С грустным видом он рассматривал крючок. Наживка в самом деле была съедена, а рыба ушла.

2

— Много ты так наловишь! — услышали они густой протяжный голос и быстро оглянулись. На бугре, между деревьями, почти сливаясь с ними, стоял человек могучего, сложения.


Миша рассмотрел черную бороду, толстый хрящеватый нос, широченную грудь. В обжигающем взгляде незнакомца была несокрушимая, угрюмая сила.

— Хорошо ловится, папаша, — задорно крикнул Миша, — просто вытаскивать надоело!

— То-то, я вижу, ты удилище не за тот конец держишь».

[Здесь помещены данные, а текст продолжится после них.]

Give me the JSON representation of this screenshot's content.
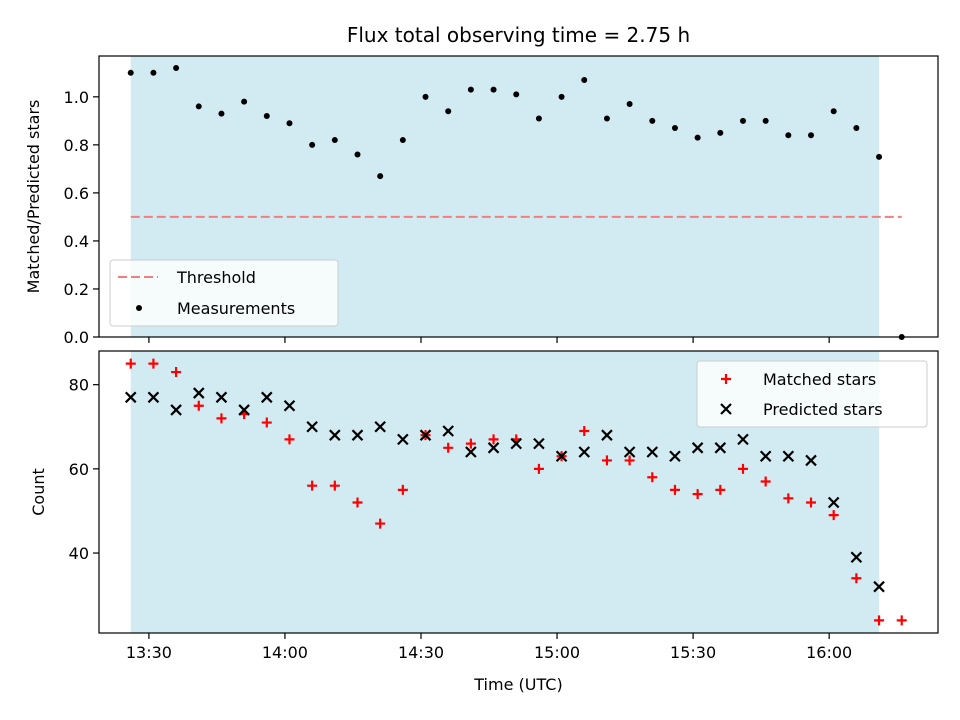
{
  "chart_data": [
    {
      "type": "scatter",
      "title": "Flux total observing time = 2.75 h",
      "xlabel": "",
      "ylabel": "Matched/Predicted stars",
      "xlim": [
        "13:19",
        "16:24"
      ],
      "ylim": [
        0,
        1.17
      ],
      "xticks": [
        "13:30",
        "14:00",
        "14:30",
        "15:00",
        "15:30",
        "16:00"
      ],
      "yticks": [
        0.0,
        0.2,
        0.4,
        0.6,
        0.8,
        1.0
      ],
      "ytick_labels": [
        "0.0",
        "0.2",
        "0.4",
        "0.6",
        "0.8",
        "1.0"
      ],
      "observing_window": {
        "start": "13:26",
        "end": "16:11",
        "color": "#add8e6"
      },
      "threshold": {
        "name": "Threshold",
        "value": 0.5,
        "x_range": [
          "13:26",
          "16:16"
        ],
        "color": "#f08080",
        "style": "dashed"
      },
      "series": [
        {
          "name": "Measurements",
          "color": "#000000",
          "marker": "dot",
          "x": [
            "13:26",
            "13:31",
            "13:36",
            "13:41",
            "13:46",
            "13:51",
            "13:56",
            "14:01",
            "14:06",
            "14:11",
            "14:16",
            "14:21",
            "14:26",
            "14:31",
            "14:36",
            "14:41",
            "14:46",
            "14:51",
            "14:56",
            "15:01",
            "15:06",
            "15:11",
            "15:16",
            "15:21",
            "15:26",
            "15:31",
            "15:36",
            "15:41",
            "15:46",
            "15:51",
            "15:56",
            "16:01",
            "16:06",
            "16:11",
            "16:16"
          ],
          "y": [
            1.1,
            1.1,
            1.12,
            0.96,
            0.93,
            0.98,
            0.92,
            0.89,
            0.8,
            0.82,
            0.76,
            0.67,
            0.82,
            1.0,
            0.94,
            1.03,
            1.03,
            1.01,
            0.91,
            1.0,
            1.07,
            0.91,
            0.97,
            0.9,
            0.87,
            0.83,
            0.85,
            0.9,
            0.9,
            0.84,
            0.84,
            0.94,
            0.87,
            0.75,
            0.0
          ]
        }
      ],
      "legend": {
        "position": "lower-left",
        "entries": [
          "Threshold",
          "Measurements"
        ]
      },
      "grid": false
    },
    {
      "type": "scatter",
      "xlabel": "Time (UTC)",
      "ylabel": "Count",
      "xlim": [
        "13:19",
        "16:24"
      ],
      "ylim": [
        21,
        88
      ],
      "xticks": [
        "13:30",
        "14:00",
        "14:30",
        "15:00",
        "15:30",
        "16:00"
      ],
      "yticks": [
        40,
        60,
        80
      ],
      "ytick_labels": [
        "40",
        "60",
        "80"
      ],
      "observing_window": {
        "start": "13:26",
        "end": "16:11",
        "color": "#add8e6"
      },
      "series": [
        {
          "name": "Matched stars",
          "color": "#ff0000",
          "marker": "plus",
          "x": [
            "13:26",
            "13:31",
            "13:36",
            "13:41",
            "13:46",
            "13:51",
            "13:56",
            "14:01",
            "14:06",
            "14:11",
            "14:16",
            "14:21",
            "14:26",
            "14:31",
            "14:36",
            "14:41",
            "14:46",
            "14:51",
            "14:56",
            "15:01",
            "15:06",
            "15:11",
            "15:16",
            "15:21",
            "15:26",
            "15:31",
            "15:36",
            "15:41",
            "15:46",
            "15:51",
            "15:56",
            "16:01",
            "16:06",
            "16:11",
            "16:16"
          ],
          "y": [
            85,
            85,
            83,
            75,
            72,
            73,
            71,
            67,
            56,
            56,
            52,
            47,
            55,
            68,
            65,
            66,
            67,
            67,
            60,
            63,
            69,
            62,
            62,
            58,
            55,
            54,
            55,
            60,
            57,
            53,
            52,
            49,
            34,
            24,
            24
          ]
        },
        {
          "name": "Predicted stars",
          "color": "#000000",
          "marker": "x",
          "x": [
            "13:26",
            "13:31",
            "13:36",
            "13:41",
            "13:46",
            "13:51",
            "13:56",
            "14:01",
            "14:06",
            "14:11",
            "14:16",
            "14:21",
            "14:26",
            "14:31",
            "14:36",
            "14:41",
            "14:46",
            "14:51",
            "14:56",
            "15:01",
            "15:06",
            "15:11",
            "15:16",
            "15:21",
            "15:26",
            "15:31",
            "15:36",
            "15:41",
            "15:46",
            "15:51",
            "15:56",
            "16:01",
            "16:06",
            "16:11"
          ],
          "y": [
            77,
            77,
            74,
            78,
            77,
            74,
            77,
            75,
            70,
            68,
            68,
            70,
            67,
            68,
            69,
            64,
            65,
            66,
            66,
            63,
            64,
            68,
            64,
            64,
            63,
            65,
            65,
            67,
            63,
            63,
            62,
            52,
            39,
            32
          ]
        }
      ],
      "legend": {
        "position": "upper-right",
        "entries": [
          "Matched stars",
          "Predicted stars"
        ]
      },
      "grid": false
    }
  ]
}
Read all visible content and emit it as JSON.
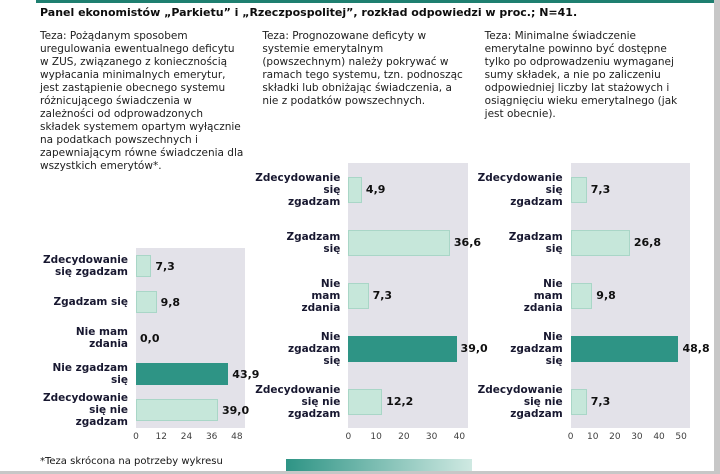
{
  "page": {
    "title": "Panel ekonomistów „Parkietu” i „Rzeczpospolitej”, rozkład odpowiedzi w proc.; N=41.",
    "footnote": "*Teza skrócona na potrzeby wykresu"
  },
  "colors": {
    "accent": "#1e7f70",
    "bar_light": "#c6e7da",
    "bar_dark": "#2e9485",
    "plot_bg": "#e3e2e9"
  },
  "columns": [
    {
      "thesis": "Teza: Pożądanym sposobem uregulowania ewentualnego deficytu w ZUS, związanego z koniecznością wypłacania minimalnych emerytur, jest zastąpienie obecnego systemu różnicującego świadczenia w zależności od odprowadzonych składek systemem opartym wyłącznie na podatkach powszechnych i zapewniającym równe świadczenia dla wszystkich emerytów*."
    },
    {
      "thesis": "Teza: Prognozowane deficyty w systemie emerytalnym (powszechnym) należy pokrywać w ramach tego systemu, tzn. podnosząc składki lub obniżając świadczenia, a nie z podatków powszechnych."
    },
    {
      "thesis": "Teza: Minimalne świadczenie emerytalne powinno być dostępne tylko po odprowadzeniu wymaganej sumy składek, a nie po zaliczeniu odpowiedniej liczby lat stażowych i osiągnięciu wieku emerytalnego (jak jest obecnie)."
    }
  ],
  "chart_data": [
    {
      "type": "bar",
      "orientation": "horizontal",
      "title": "",
      "categories": [
        "Zdecydowanie się zgadzam",
        "Zgadzam się",
        "Nie mam zdania",
        "Nie zgadzam się",
        "Zdecydowanie się nie zgadzam"
      ],
      "category_lines": [
        "Zdecydowanie\nsię zgadzam",
        "Zgadzam się",
        "Nie mam zdania",
        "Nie zgadzam się",
        "Zdecydowanie\nsię nie zgadzam"
      ],
      "values": [
        7.3,
        9.8,
        0.0,
        43.9,
        39.0
      ],
      "value_labels": [
        "7,3",
        "9,8",
        "0,0",
        "43,9",
        "39,0"
      ],
      "highlight_index": 3,
      "ticks": [
        0,
        12,
        24,
        36,
        48
      ],
      "xlim": [
        0,
        52
      ],
      "grid": false,
      "legend": "none"
    },
    {
      "type": "bar",
      "orientation": "horizontal",
      "title": "",
      "categories": [
        "Zdecydowanie się zgadzam",
        "Zgadzam się",
        "Nie mam zdania",
        "Nie zgadzam się",
        "Zdecydowanie się nie zgadzam"
      ],
      "category_lines": [
        "Zdecydowanie\nsię\nzgadzam",
        "Zgadzam\nsię",
        "Nie\nmam\nzdania",
        "Nie\nzgadzam\nsię",
        "Zdecydowanie\nsię nie\nzgadzam"
      ],
      "values": [
        4.9,
        36.6,
        7.3,
        39.0,
        12.2
      ],
      "value_labels": [
        "4,9",
        "36,6",
        "7,3",
        "39,0",
        "12,2"
      ],
      "highlight_index": 3,
      "ticks": [
        0,
        10,
        20,
        30,
        40
      ],
      "xlim": [
        0,
        43
      ],
      "grid": false,
      "legend": "none"
    },
    {
      "type": "bar",
      "orientation": "horizontal",
      "title": "",
      "categories": [
        "Zdecydowanie się zgadzam",
        "Zgadzam się",
        "Nie mam zdania",
        "Nie zgadzam się",
        "Zdecydowanie się nie zgadzam"
      ],
      "category_lines": [
        "Zdecydowanie\nsię\nzgadzam",
        "Zgadzam\nsię",
        "Nie\nmam\nzdania",
        "Nie\nzgadzam\nsię",
        "Zdecydowanie\nsię nie\nzgadzam"
      ],
      "values": [
        7.3,
        26.8,
        9.8,
        48.8,
        7.3
      ],
      "value_labels": [
        "7,3",
        "26,8",
        "9,8",
        "48,8",
        "7,3"
      ],
      "highlight_index": 3,
      "ticks": [
        0,
        10,
        20,
        30,
        40,
        50
      ],
      "xlim": [
        0,
        54
      ],
      "grid": false,
      "legend": "none"
    }
  ]
}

— Как это не за тот конец? — переспросил Миша и удивленно засмеялся. — Вот чудак!

— Твое счастье, парень, что к Ли-Фу в руки попал, — сказал незнакомец и погрозил Мише пальцем. — Гнить бы тебе на погосте, если б не он… Ну, смотри, остерегайся, как бы обратно не пострадать!.. Тайга недотеп не любит…

Незнакомец погладил бороду, густо кашлянул и пошел, не прощаясь.

— Кто это такой? — опросил Миша, отбросив удочку. — Послушайте, что же это такое? За что это он меня так?

Шел охотник странно легко, хотя был на вид огромен и неуклюж. Скоро он скрылся за бугром.

— Это Гжиба, — сказал Кандауров, проводив его взглядом.

— Опасный человек! — воскликнул Миша. — Как он нас ненавидит.

— Груб, это верно! — задумчиво проговорил Кандауров. — Я кое-что слышал о нем. Но какой могучий человечище!

— Вы знаете, — вспомнил вдруг Миша, — когда я болел, он приходил вместе с Силантием посмотреть на меня, ругал нас шалопутами, и вообще он плохо к нам настроен, мне рассказывала хозяйка.

— Ну, пустое! — сказал с неудовольствием землемер.

— Удивительно! — Миша сердито отвернулся. — Вы слишком спокойно ко всему относитесь. Так нельзя. Ведь вы — член партии. У большевика должно быть горячее сердце.

— Сердце, да, — согласился Кандауров. — Обязательно. Согласен. Но именно сердце, а не голова. Горячее сердце и трезвый, холодный ум.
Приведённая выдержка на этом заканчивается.